Sur le plan formel, il est peu probable qu’une initiative publique et formelle parte ces jours-ci de Bruxelles ou de Strasbourg, où le Parlement européen est réuni cette semaine en session plénière. Maintes fois appelés à la rescousse par les indépendantistes catalans, qui rêvent de faire activer l’article 7 du traité européen selon lequel les droits d’un Etat membre peuvent être suspendus en cas d’existence «d’une violation grave et persistante des valeurs de respect de la dignité humaine, de liberté, de démocratie, d’égalité et d’Etat de droit», les dirigeants des institutions communautaires veulent absolument éviter une confrontation à ce sujet avec les Etats membres.

Tout au long de la nuit de dimanche à lundi, les collaborateurs du président de la Commission, Jean-Claude Juncker, ou de celui du Conseil européen, Donald Tusk, ont répété à leurs interlocuteurs que les violences perpétrées par la Guardia Civil et la police nationale sur les sites des bureaux de vote catalans n’entrent pas dans ce cadre, du fait de l’illégalité du référendum. «Le droit est clairement en faveur de Madrid, poursuit un diplomate européen. La question est politique.»

Voie sans retour

La priorité, dès lors, est de sortir de cette impasse en deux volets. Premier volet: les Catalans doivent savoir que s’ils déclarent unaninement leur indépendance, cette décision sonnera leur retrait de l’Union européenne au sein de laquelle ils ne pourront revenir qu’avec l’accord unanime des Etats membres, Espagne y compris, après un long processus d'adhésion. C’est cette ligne que répètent inlassablement les responsables bruxellois, sans toujours être entendus.

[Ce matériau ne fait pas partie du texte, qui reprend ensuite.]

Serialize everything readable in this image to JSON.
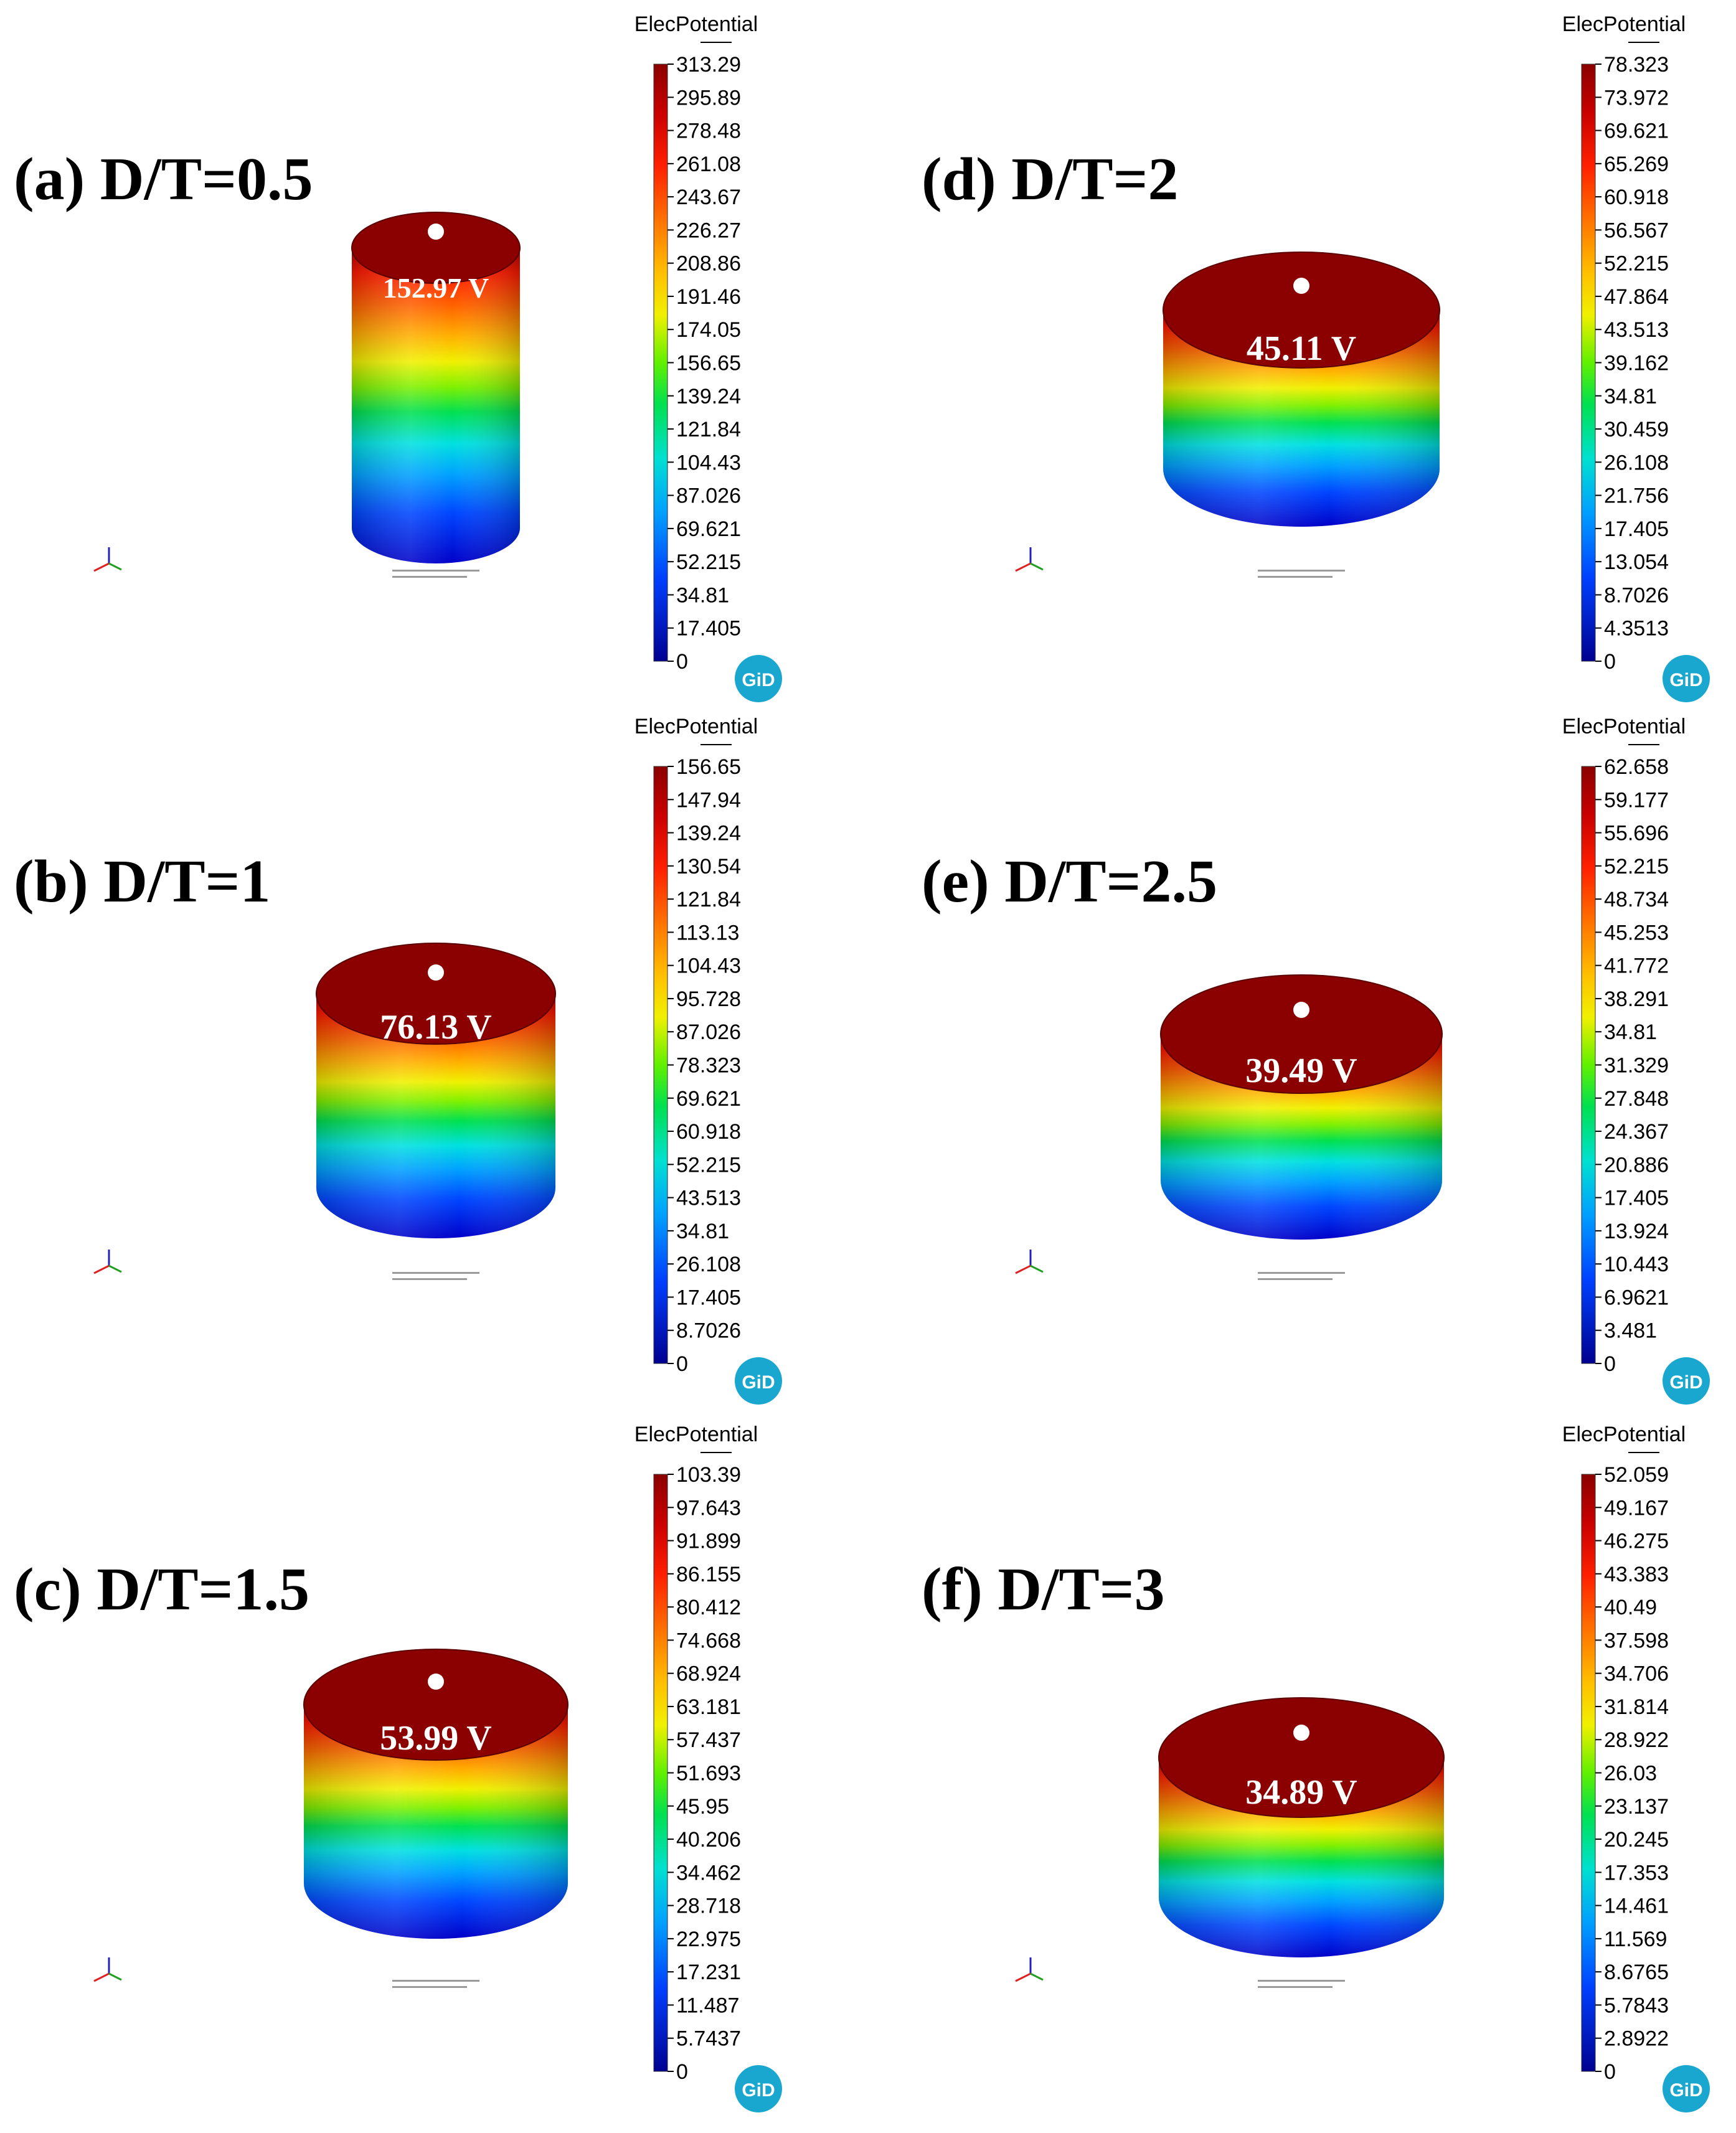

Second volet: les autorités espagnoles doivent comprendre que l’UE, en plein affrontement politique avec la Pologne ou la Hongrie sur les valeurs de l’Etat de droit dans la crise des migrants, mais aussi confrontée aux agissements des régimes autoritaires en Turquie ou en Russie, ne peut pas se permettre d’apparaître à la face du monde comme une région où l’on bastonne des citoyens venus voter pacifiquement. Les plus offensifs sur ce point, sans surprise, sont les socialistes, pour qui le nœud gordien de l’engrenage ibérique se nomme Mariano Rajoy. Leur leader au Parlement européen, Gianni Pittella, a, ce mardi, convoqué une conférence de presse. Il devrait soutenir l’appel à une motion de censure du PSOE aux Cortes, le parlement de Madrid, pour déboulonner l’intransigeant dirigeant espagnol.

Soutien européen symbolique

Les développements à attendre du côté européen sont donc, dans l’immédiat, plutôt symboliques. Dès hier, le groupe composé des Verts et de l’Alliance libre européenne (régionalistes et autonomistes) au Parlement de Strasbourg a annoncé son intention d’inviter Carlos Puigdemont, le président de la Generalitat de Catalogne. La demande de création d’une commission parlementaire sur l’organisation territoriale espagnole est aussi évoquée.

En sachant que, compte tenu des traités européens et de l'insistance absolue sur la souveraineté nationale des Etats-membres de l'UE, rien ne pourra se faire sans l’assentiment du gouvernement de Madrid, pris au piège de sa surenchère sécuritaire et judiciaire, mais retranché derrière les principes communautaires.